Since I last posted on the house, I have not had a spare moment to blog because I was painting every day but two and on those days, I was celebrating retiring colleagues or attending graduation. So phew. Last night, after 79 hours of work on the house (yes, I’m counting), we finished the painting project. Just in time for the floor guy to come this morning at 7:30 AM. I’m exhausted. My hands hurt. I’m glad that part is over. We know we’re still going to have to do some touching up after the floor guy leaves. But in all, we tried to have high standards. We tried to do better than good enough.
When we first move to Indiana, a friend gave me a book: Hoosiers: A New History of Indiana. The author, James H. Madison, points to how Hoosiers have a general mentality of “good enough.” I think there’s a legend that settlers moving westward stopped in Indiana instead of continuing westward, because, you know, “good enough.” Since we learned about the “good enough” mentality, we see it everywhere. We vowed that in our home, things would be otherwise.
Then we got to work.
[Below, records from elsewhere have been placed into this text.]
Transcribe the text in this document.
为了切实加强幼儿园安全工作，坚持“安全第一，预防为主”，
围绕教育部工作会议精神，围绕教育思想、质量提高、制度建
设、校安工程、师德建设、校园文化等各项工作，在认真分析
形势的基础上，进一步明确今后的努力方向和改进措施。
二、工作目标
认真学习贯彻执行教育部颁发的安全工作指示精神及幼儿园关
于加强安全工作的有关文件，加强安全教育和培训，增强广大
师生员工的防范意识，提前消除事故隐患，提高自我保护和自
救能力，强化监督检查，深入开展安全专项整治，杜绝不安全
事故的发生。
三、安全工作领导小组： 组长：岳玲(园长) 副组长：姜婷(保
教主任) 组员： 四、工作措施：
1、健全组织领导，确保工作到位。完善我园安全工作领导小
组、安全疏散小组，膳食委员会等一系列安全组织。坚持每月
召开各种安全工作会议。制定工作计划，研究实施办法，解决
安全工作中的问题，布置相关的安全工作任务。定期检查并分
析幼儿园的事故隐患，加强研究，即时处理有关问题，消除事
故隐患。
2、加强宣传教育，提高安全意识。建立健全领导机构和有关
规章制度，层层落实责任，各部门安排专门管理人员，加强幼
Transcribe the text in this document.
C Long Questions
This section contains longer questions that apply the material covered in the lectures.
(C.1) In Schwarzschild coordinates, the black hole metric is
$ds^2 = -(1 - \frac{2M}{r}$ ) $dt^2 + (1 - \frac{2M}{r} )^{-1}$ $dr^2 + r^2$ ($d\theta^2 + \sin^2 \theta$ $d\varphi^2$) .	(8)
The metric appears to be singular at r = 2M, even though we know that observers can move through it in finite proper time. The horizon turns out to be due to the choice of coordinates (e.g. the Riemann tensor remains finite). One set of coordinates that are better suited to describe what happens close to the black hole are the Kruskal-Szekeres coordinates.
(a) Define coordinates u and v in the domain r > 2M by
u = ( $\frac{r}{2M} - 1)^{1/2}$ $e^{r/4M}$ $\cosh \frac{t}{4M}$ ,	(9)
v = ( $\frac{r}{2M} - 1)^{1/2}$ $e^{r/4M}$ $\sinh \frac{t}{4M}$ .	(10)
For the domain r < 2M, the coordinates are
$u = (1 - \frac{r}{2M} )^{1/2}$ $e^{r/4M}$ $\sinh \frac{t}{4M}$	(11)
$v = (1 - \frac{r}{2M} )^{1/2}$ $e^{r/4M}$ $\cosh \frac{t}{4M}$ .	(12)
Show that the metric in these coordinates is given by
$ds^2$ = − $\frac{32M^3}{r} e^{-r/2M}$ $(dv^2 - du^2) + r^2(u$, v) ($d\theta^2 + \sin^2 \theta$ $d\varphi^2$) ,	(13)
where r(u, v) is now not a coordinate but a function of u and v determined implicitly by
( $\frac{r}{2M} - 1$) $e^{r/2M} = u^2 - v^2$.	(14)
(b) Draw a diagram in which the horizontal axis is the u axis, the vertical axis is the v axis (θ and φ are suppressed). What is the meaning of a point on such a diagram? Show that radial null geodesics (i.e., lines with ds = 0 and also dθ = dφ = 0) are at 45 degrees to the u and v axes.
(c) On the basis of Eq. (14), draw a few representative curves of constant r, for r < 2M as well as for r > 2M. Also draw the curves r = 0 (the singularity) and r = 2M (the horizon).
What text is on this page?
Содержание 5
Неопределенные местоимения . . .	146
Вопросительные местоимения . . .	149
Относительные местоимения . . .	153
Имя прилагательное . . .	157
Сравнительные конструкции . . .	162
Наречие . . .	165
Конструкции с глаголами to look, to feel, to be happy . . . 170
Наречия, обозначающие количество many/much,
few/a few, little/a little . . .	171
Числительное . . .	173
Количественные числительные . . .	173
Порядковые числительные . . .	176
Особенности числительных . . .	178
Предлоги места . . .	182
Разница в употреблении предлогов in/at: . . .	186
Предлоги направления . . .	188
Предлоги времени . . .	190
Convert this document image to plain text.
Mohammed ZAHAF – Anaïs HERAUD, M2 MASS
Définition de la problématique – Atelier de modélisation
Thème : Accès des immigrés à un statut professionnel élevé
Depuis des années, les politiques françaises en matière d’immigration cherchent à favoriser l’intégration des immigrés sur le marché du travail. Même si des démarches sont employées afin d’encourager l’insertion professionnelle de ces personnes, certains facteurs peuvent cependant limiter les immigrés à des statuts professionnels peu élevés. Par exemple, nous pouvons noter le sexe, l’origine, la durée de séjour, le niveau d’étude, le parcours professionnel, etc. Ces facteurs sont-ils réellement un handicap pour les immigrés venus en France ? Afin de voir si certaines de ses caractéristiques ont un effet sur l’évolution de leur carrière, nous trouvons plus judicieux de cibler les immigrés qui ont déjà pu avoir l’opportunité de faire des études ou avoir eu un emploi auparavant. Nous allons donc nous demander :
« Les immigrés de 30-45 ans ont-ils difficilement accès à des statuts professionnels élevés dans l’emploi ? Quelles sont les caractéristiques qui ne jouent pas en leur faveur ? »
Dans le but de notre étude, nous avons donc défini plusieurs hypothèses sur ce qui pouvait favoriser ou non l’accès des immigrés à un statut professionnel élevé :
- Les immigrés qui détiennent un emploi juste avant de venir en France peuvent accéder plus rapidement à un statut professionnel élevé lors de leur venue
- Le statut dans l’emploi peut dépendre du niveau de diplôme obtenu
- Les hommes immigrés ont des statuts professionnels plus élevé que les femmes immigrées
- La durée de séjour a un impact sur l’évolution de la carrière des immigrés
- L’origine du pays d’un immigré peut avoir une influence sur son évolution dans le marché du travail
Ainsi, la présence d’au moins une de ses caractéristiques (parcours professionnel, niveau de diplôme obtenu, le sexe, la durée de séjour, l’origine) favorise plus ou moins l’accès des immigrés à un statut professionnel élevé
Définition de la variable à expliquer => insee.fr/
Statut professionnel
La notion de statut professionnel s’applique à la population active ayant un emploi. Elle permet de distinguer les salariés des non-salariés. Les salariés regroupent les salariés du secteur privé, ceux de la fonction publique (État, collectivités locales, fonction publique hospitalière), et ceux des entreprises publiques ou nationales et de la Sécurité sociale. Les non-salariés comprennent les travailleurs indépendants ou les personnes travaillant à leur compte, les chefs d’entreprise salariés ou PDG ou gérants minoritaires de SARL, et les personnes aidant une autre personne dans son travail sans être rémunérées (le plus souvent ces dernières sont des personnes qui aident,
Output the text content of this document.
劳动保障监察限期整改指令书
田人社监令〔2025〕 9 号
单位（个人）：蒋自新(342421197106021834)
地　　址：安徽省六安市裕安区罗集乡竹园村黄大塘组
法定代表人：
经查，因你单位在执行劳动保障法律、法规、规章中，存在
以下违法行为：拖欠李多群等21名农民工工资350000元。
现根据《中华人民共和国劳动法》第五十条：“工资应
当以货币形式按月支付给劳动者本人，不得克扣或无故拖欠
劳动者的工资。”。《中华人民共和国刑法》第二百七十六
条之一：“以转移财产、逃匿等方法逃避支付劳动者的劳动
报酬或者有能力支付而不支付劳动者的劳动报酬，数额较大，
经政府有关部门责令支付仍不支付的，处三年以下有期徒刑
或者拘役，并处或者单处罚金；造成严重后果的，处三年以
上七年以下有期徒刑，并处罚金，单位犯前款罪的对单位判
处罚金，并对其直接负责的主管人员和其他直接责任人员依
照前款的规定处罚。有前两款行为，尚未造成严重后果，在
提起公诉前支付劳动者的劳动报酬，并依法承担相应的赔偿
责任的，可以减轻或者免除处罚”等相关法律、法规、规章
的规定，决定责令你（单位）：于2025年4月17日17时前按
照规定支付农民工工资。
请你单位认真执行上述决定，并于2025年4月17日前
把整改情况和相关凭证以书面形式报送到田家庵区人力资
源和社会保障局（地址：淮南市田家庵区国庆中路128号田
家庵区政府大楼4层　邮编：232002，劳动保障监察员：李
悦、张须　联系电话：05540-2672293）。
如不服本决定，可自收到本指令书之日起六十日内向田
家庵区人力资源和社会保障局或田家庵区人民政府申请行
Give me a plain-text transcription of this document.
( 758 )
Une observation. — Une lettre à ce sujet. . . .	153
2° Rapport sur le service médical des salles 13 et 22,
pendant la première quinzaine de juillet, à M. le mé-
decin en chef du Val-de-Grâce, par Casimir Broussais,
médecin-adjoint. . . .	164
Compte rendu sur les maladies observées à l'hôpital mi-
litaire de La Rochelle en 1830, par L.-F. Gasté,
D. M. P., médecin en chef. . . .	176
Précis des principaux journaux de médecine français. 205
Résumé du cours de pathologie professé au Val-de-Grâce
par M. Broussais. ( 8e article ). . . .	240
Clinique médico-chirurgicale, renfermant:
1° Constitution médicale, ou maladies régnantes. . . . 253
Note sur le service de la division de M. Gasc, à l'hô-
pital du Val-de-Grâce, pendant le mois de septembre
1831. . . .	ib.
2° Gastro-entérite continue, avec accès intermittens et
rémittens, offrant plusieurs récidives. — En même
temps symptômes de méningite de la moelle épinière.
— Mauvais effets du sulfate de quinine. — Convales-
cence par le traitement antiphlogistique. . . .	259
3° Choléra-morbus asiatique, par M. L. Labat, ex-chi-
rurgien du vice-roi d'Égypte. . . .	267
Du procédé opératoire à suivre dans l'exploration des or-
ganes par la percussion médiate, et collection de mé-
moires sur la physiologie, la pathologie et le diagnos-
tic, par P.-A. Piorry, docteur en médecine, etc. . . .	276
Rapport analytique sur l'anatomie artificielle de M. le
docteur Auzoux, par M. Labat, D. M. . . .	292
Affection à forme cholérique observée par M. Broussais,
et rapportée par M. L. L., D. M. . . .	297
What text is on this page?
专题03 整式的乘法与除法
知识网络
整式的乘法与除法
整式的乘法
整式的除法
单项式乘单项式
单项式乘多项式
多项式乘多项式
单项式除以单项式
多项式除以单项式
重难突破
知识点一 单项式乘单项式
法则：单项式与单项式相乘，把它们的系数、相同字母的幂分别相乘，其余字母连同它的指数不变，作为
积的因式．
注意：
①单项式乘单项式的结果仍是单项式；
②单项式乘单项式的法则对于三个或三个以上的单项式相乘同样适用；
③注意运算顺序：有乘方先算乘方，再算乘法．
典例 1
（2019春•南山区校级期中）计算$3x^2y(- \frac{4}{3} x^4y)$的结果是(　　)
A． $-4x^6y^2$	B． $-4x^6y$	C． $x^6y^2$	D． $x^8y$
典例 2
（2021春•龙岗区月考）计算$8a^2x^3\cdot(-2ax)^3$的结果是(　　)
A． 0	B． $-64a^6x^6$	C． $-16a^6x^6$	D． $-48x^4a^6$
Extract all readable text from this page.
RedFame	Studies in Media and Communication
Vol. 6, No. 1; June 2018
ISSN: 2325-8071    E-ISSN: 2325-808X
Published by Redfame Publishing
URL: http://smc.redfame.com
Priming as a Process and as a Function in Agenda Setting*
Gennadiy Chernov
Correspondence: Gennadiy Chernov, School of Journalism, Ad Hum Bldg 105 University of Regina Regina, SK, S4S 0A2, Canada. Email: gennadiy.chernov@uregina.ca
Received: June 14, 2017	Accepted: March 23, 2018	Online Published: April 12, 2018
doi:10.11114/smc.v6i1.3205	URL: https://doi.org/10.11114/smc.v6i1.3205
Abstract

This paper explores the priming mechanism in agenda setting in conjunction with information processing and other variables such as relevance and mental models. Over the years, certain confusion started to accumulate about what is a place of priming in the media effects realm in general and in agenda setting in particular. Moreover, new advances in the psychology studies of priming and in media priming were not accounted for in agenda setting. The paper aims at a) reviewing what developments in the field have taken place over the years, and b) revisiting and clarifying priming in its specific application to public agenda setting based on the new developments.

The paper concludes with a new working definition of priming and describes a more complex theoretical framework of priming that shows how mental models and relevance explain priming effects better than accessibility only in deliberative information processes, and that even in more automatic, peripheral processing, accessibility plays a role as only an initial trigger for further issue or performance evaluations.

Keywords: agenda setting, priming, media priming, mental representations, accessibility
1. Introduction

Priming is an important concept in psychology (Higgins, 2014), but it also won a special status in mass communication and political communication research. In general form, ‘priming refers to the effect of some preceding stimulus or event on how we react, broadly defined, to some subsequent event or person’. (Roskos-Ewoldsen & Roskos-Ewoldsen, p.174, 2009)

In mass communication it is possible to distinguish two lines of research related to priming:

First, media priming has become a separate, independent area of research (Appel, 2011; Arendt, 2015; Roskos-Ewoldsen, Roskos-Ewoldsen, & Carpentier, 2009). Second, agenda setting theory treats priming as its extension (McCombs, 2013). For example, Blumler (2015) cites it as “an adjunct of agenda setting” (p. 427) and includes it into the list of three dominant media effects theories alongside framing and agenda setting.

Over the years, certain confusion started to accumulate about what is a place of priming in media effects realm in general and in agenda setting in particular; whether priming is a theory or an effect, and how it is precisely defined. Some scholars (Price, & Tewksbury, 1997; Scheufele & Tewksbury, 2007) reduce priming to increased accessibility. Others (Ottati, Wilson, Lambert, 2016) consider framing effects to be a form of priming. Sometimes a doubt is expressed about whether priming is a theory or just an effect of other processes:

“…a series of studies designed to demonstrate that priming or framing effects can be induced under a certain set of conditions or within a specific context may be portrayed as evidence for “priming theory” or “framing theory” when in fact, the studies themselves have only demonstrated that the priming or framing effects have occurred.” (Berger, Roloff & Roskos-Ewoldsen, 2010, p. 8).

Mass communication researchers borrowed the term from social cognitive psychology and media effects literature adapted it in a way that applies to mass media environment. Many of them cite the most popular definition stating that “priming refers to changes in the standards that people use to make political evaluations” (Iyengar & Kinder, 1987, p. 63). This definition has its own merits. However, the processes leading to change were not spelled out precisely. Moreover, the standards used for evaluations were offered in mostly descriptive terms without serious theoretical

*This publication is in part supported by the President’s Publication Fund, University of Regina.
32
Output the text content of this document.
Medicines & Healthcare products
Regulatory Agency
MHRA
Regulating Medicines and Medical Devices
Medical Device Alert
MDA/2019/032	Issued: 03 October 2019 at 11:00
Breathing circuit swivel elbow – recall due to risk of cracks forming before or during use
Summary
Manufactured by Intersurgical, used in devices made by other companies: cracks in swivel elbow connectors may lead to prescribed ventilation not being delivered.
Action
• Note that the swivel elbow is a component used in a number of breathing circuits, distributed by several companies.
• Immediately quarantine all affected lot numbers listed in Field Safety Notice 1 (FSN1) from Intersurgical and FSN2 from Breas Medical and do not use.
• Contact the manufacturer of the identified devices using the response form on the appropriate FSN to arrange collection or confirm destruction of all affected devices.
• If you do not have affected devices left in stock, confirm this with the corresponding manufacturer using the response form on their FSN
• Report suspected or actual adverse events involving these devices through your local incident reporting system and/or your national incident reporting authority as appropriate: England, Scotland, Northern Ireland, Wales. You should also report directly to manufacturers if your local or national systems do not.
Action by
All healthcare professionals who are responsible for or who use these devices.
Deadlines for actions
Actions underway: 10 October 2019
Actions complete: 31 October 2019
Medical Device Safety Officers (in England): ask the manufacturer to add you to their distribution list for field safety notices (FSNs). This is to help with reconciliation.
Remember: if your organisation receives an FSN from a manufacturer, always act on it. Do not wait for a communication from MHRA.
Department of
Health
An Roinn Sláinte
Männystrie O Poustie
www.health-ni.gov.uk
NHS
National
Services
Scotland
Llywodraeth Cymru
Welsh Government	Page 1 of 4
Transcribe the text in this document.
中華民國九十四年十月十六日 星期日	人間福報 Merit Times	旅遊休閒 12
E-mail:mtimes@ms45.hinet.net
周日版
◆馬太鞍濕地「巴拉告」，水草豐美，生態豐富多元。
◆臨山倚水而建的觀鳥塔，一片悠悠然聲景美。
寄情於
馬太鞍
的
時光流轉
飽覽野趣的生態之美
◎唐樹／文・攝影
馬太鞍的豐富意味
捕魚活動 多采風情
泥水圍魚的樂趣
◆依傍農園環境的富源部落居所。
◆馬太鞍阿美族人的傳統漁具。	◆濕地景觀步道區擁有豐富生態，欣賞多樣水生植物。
We did two coats of paint in the living and dining room, and maybe you can still see a little bit of blue.We pulled painting tape off the ceiling and some paint came off with it. We painted the wooden joiners in the corners and then wondered if we should have left them bare wood. We got a little trim paint on the wall in certain places. We decided not to do a second coat in closets because we didn’t have time. We discovered one closet is wall-papered and so we just let it be altogether. We realized another wall is wallpapered and covered with paint over the wallpaper. We painted over it anyway. We don’t want to have an unfinished closet. We don’t want to paint over wallpaper. But we didn’t have the time to do otherwise — we needed the job to be done by this morning. We started to understand why people settle for good enough.
But that’s not quite right. I think–now I’ve only been a homeowner for two weeks, so I say this tentatively–but I think that homeowning is a matter of being aware of a whole long list of things you want to improve and figuring out how to order the list. “Good enough” thinking would cross the things off the list, but I see it rather as moving it down lower on the list. I want to rip the wallpaper off in the closet and redo it. It looks like it will come off pretty easily. But I had to get the painting done in those rooms, and that project would have taken over. I want to take the wallpaper off in the next room, the wallpaper that has been painted over but looks in otherwise good shape, but again, the rooms had to get painted. I’m not going to go back next week and rip it off the wall now that I’ve painted. We’ll see how long before it starts to become annoying and we move it up the list. But the other things on the list aren’t restricted to what needs to be done in the house–higher on the list is my own work and research. I’d rather do that than have a pretty closet.
Francesca Tronchin, art historian and classicist, works on the notion that people’s interior design work is “aspirational autobiography of the owner,” which she finds in everything from Roman architecture to Graceland. I’ve been thinking about this idea and the “good enough” mentality and living in Indiana. It’s clear to me that Tronchin is right and that my distaste and anxiety about “good enough” is about my own concerns about how my house reflects on who I am. I know this because I make these associations with the houses I have lived in. It’s not even that the commodity reflects on how much purchasing power you have in a way that shows how powerful you are because you control labor, the source of wealth that is captured in commodities. It’s that the commodity reflects and captures your taste, your very superior standards. The house as the commodity says something about what you can put up with (“good enough”) and what you absolutely cannot.
But this investment in taste is a trap, I think. It plays right into a neoliberal notion that you are human capital and that as human capital you need to be worthy of social investment and the way your house is designed shows that as a human being you are worthy of respect (which is social investment). Every design magazine is producing the anxiety that you are probably not worthy of respect if you aren’t buying this paint (that other one is just “good enough”), hanging these curtains just so (hire professionals so that you don’t mess it up), matching your bedspread to the paint trim just so. If for a long time the home has been considered the sphere of the private, both in the modern sense of the place of freedom and the classical sense of the place removed from the public eye, home design and investments in home design seem to point to the real impossibility of their being any private. The private space is not a place in which you retreat from the world. Even here, you are putting yourself on display. This eclipse of the private sphere is what Arendt says totalitarianism accomplishes. You show yourself to be who you are not in public action and discourse, but in the lengths to which you will go, the amounts that you will spend, to forego “good enough.” The only resistance is to embrace the “good enough.” Dang it.